Dear Beat Babe,
My son has had a best friend and I have been pretty good friends with his mom. My friend’s son is constantly disrespectful to adults and not very kind to my son. Our son doesn’t want to be friends with him anymore, and we understand why. How do I handle her invitation for play dates in a kind way?
Ready for an Out
Ok… drink up, buttercup, because this is a toughie.
There are a couple of ways I would suggest to go about this. But first, ask yourself two questions: 1) How good of friends are you with this woman? and 2) Does your son miss his little shit of a friend? (Excuse me, but it does sound like he deserved that.)
If you are extremely close with this woman, can’t you speak with her about his behavior? I feel pretty sure you may not be the first one to disclose this kind of information. Teachers, other parents, or they themselves (for god’s sake) must have noticed this abhorrent behavior before now. The article winning the interwebs at the moment is suggesting that parents DO want to know if their kid is a big, jerky asshole. I know I would. And I bet you would, too. If you are truly good friends, I would first talk to her about the situation, because someone needs to if it hasn’t been discussed before. And if she is not receptive, you’ve really won because they won’t be calling anymore anyway. Could be a win/win? Perhaps. Go ahead and pour a big glass of bubbly now, it’s ok.

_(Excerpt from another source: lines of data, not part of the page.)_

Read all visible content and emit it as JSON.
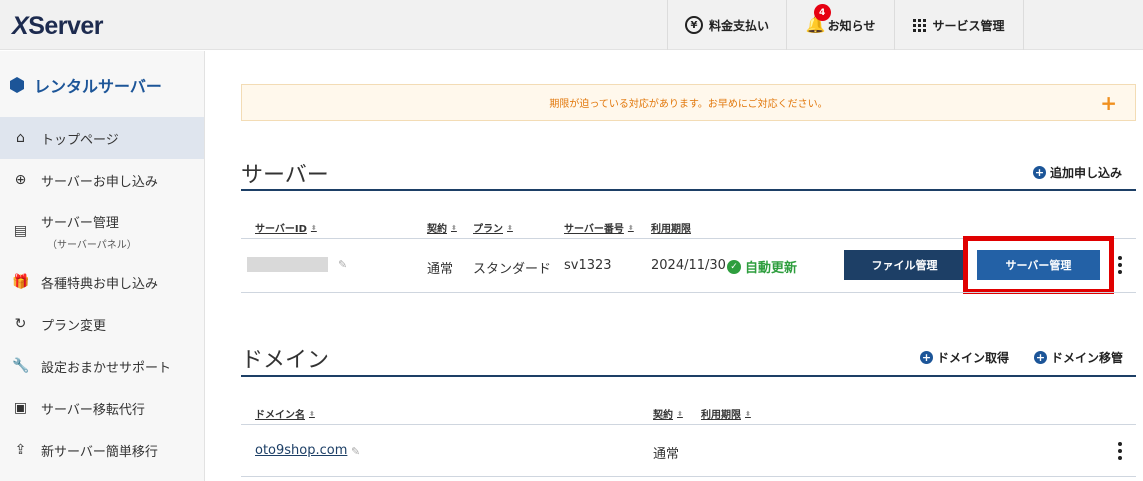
{
  "header": {
    "logo": "XServer",
    "nav": [
      {
        "label": "料金支払い",
        "icon": "yen-icon"
      },
      {
        "label": "お知らせ",
        "icon": "bell-icon",
        "badge": "4"
      },
      {
        "label": "サービス管理",
        "icon": "grid-icon"
      }
    ]
  },
  "sidebar": {
    "title": "レンタルサーバー",
    "items": [
      {
        "label": "トップページ",
        "icon": "home-icon",
        "active": true
      },
      {
        "label": "サーバーお申し込み",
        "icon": "plus-circle-icon"
      },
      {
        "label": "サーバー管理",
        "sub": "（サーバーパネル）",
        "icon": "server-icon"
      },
      {
        "label": "各種特典お申し込み",
        "icon": "gift-icon"
      },
      {
        "label": "プラン変更",
        "icon": "refresh-icon"
      },
      {
        "label": "設定おまかせサポート",
        "icon": "wrench-icon"
      },
      {
        "label": "サーバー移転代行",
        "icon": "server-move-icon"
      },
      {
        "label": "新サーバー簡単移行",
        "icon": "upload-icon"
      }
    ]
  },
  "alert": {
    "text": "期限が迫っている対応があります。お早めにご対応ください。",
    "expand": "+"
  },
  "server_section": {
    "title": "サーバー",
    "add_link": "追加申し込み",
    "columns": [
      "サーバーID",
      "契約",
      "プラン",
      "サーバー番号",
      "利用期限"
    ],
    "row": {
      "contract": "通常",
      "plan": "スタンダード",
      "server_no": "sv1323",
      "expiry": "2024/11/30",
      "status": "自動更新",
      "file_button": "ファイル管理",
      "server_button": "サーバー管理"
    }
  },
  "domain_section": {
    "title": "ドメイン",
    "links": [
      "ドメイン取得",
      "ドメイン移管"
    ],
    "columns": [
      "ドメイン名",
      "契約",
      "利用期限"
    ],
    "row": {
      "domain": "oto9shop.com",
      "contract": "通常"
    }
  },
  "colors": {
    "primary": "#1d3f66",
    "accent": "#2361a6",
    "alert_text": "#e2780c",
    "success": "#2e9e3e",
    "highlight": "#e00000"
  }
}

Listen, hopefully she will be receptive. Maybe she’s been dealing with this hardship in private and is relieved that she can finally confide in someone. Maybe she can confide that she wants, at times, to hang him by his thumbs out of the window. I jest, but maybe she needs a friend’s help. It’s hard, I know, but the truth hurts sometimes…just like a hangover.
Another “out” would be to continue what you are doing. Conveniently be busy, have other plans, etc, etc. The problem with this one is that this tactic would definitely ruin the friendship in the end. And who knows, she could think you’re just a flake. If that doesn’t bother you, maybe that’s the better route if you’re not that close. I call this “The Mid-Century Approach.” You ignore it until it was never a reality in the first place. It worked for my Grams.
Bottom line, do what’s best for your son. He’s obviously got mad people skills if he’s picking up on such douchey behavior from his peers. I say BRAVO! And continue to let your son pick and choose his friends. He’s on the right track as am I… it’s happy hour here!
Dear Beat Babe,
How do I tell my friend she got a bad haircut in a constructive way?
She’s no Farrah
Ah, the great Farrah. A 70’s hair icon. Let’s pour an asti spumante in her honor for this prob.
How vain is your friend? Seriously. Is she a real fashionista who had a bad Bowie hair moment in his honor? Or is she a mom whose husband wouldn’t know a bad haircut if his comb over even actually let him see it in the first place? Maybe you leave that one alone. We’ve got to know our audience here. Is this a repeat offender? As in, her hair-dos are all hair-don’ts, if you will? And very inportantly: does she seem to like it?
My Pops always used to tell me the difference between a good haircut and a bad haircut is one week. And most of the time, he was right, because you get used to the cut and you learn how to style it the way you like and the way that suits you. People are also used to looking at the disaster you’ve created and are learning to cope with it (mostly at dinner with your other friends behind your back). Just being honest!
Look, vanity always wins. Women want to look hot. If your friend really did a doozy here and is thinking her hair makes her look like Chrissie Hynde when in fact she’s looking like Ronnie Wood at an after party, then tell her! But maybe, first, just wait a week and see if it starts to look any better. And if it doesn’t, get some old pictures out and make a lot of noise about how pretty her hair looks in one of the old pictures. “Look how hot you are!” “Wow, you look amazing here and I loved your hair like that!” Maybe she’ll get the hint. I don’t know if I’d say it outright. Subtle hints over time should start to seep in. And find out who her stylist is and call their ass up! Who in their right hairdressing mind wants that kind of billboard walking around town? Call them to task! Hair police does exist, especially in this town.
Farrah always wins. Cheers, spumante!